HRESULT IClassFactory::CreateInstance(IUnknown* pUnkOuter, 
    REFIID riid, void** ppvObject);

Custom Activation Interfaces

By defining a custom activation interface and implementing that interface in a class object, you can pass extra arguments for the constructor, as expressed by the IPrimeFactory2 interface shown here:

interface IPrimeFactory : IUnknown
    HRESULT CreatePrime(
        [in] int starting_prime, 
        [out, retval] IPrime** ppPrime);

A class object implementing the IPrimeFactory interface works as well with the CoGetClassObject function called by the client as it does with the DllGetClassObject function exported by in-process components or the CoRegisterClassObject function called by executable components.3 The only requirement of both functions is that the class object implement IUnknown, not IClassFactory.

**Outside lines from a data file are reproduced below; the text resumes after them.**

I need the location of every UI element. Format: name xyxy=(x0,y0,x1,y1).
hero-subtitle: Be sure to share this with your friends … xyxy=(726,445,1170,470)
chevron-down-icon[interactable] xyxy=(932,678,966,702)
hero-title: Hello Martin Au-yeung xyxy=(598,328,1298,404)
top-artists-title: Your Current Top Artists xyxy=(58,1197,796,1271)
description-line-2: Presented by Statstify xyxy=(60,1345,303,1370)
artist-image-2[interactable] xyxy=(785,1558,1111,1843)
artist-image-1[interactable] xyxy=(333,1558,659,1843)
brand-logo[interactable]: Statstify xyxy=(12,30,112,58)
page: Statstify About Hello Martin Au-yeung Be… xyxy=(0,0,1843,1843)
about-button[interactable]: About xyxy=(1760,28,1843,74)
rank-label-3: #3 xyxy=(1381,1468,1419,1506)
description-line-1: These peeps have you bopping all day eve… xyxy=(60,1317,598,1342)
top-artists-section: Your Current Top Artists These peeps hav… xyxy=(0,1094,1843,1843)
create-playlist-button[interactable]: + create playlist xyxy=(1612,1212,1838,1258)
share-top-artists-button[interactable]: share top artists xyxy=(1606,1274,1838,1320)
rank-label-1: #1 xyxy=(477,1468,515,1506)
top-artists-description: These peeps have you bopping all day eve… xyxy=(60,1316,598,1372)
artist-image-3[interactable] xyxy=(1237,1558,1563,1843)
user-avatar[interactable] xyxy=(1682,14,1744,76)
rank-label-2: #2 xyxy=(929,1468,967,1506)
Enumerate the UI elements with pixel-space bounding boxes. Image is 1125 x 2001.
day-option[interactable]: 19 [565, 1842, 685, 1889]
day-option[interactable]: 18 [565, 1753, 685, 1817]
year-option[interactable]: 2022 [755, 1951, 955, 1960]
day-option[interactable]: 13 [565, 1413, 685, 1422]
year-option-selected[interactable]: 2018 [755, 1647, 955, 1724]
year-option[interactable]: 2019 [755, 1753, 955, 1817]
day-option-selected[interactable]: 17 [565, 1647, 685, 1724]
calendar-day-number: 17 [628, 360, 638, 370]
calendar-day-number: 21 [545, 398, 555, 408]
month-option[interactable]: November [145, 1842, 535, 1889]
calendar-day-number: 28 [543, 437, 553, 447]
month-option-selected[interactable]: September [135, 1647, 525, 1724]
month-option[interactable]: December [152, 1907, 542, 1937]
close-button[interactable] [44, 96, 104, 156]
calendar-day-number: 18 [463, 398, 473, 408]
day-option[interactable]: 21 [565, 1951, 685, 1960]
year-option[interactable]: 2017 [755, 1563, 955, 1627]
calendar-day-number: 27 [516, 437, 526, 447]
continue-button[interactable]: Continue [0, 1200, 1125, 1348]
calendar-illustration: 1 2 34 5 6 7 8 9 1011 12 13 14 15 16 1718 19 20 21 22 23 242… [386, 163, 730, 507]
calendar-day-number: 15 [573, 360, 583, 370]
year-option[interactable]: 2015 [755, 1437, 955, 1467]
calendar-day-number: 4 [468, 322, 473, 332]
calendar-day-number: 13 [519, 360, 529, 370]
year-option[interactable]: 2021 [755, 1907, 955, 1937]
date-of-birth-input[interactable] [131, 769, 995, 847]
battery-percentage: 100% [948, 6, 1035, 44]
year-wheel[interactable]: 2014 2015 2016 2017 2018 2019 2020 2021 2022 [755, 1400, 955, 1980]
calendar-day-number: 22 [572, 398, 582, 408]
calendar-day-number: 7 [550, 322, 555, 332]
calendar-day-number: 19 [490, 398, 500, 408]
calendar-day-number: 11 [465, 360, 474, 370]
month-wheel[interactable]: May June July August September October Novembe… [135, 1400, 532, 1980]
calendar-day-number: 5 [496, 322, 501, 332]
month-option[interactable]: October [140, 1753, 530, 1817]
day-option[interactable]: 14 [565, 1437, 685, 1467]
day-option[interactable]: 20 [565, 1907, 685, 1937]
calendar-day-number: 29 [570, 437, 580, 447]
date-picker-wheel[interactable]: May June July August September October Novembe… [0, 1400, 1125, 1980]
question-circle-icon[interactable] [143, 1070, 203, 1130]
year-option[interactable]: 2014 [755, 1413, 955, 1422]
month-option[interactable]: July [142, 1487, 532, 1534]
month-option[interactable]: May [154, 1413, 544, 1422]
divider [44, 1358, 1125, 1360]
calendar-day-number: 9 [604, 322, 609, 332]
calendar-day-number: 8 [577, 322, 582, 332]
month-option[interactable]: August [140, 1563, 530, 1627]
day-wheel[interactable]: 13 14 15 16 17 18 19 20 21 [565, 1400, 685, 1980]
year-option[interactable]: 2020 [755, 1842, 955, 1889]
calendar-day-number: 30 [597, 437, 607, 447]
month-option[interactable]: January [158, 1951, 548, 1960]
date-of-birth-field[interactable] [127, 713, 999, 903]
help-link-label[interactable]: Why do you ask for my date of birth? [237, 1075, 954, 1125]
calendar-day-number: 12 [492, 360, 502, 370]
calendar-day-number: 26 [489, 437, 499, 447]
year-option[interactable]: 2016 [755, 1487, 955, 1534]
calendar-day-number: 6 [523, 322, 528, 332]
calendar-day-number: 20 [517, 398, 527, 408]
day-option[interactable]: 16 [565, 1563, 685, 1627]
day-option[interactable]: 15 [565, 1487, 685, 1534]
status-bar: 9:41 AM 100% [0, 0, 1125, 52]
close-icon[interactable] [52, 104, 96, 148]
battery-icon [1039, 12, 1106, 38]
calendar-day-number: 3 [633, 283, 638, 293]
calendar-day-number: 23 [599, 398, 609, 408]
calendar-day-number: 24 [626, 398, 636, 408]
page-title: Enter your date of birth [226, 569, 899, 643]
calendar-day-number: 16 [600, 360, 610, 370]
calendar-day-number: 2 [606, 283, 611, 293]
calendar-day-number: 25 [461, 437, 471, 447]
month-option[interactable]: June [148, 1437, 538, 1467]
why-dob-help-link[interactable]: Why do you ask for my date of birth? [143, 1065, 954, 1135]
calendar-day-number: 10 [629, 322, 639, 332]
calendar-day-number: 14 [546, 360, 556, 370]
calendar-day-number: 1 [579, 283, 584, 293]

However, because the CoCreateInstance helper function depends on the existence of the IClassFactory interface, it does not work with class objects that don't implement this interface. Thus, a client program will most likely have to access an object that implements a custom activation interface using the CoGetClassObject function, as shown here:

// Calling CoGetClassObject but requesting IPrimeFactory,
// not IClassFactory
IPrimeFactory* pPrimeFactory;
    IID_IPrimeFactory, (void**)&pPrimeFactory);

// Calling the IPrimeFactory::CreatePrime method and
// passing 7 to the constructor
IPrime* pPrime;
pPrimeFactory->CreatePrime(7, &pPrime);

// Now we have a Prime object.
int next_prime;
cout << next_prime << endl; // Displays 11

While this mechanism works well for C++ programs, a Visual Basic application will have a hard time instantiating the Prime object because its New keyword results in a call to CoCreateInstance. Since CoCreateInstance depends on finding an implementation of IClassFactory, it does not work with the Prime object. Calling CoGetClassObject directly from Visual Basic is theoretically possible, but this is not something most Visual Basic programmers would entertain.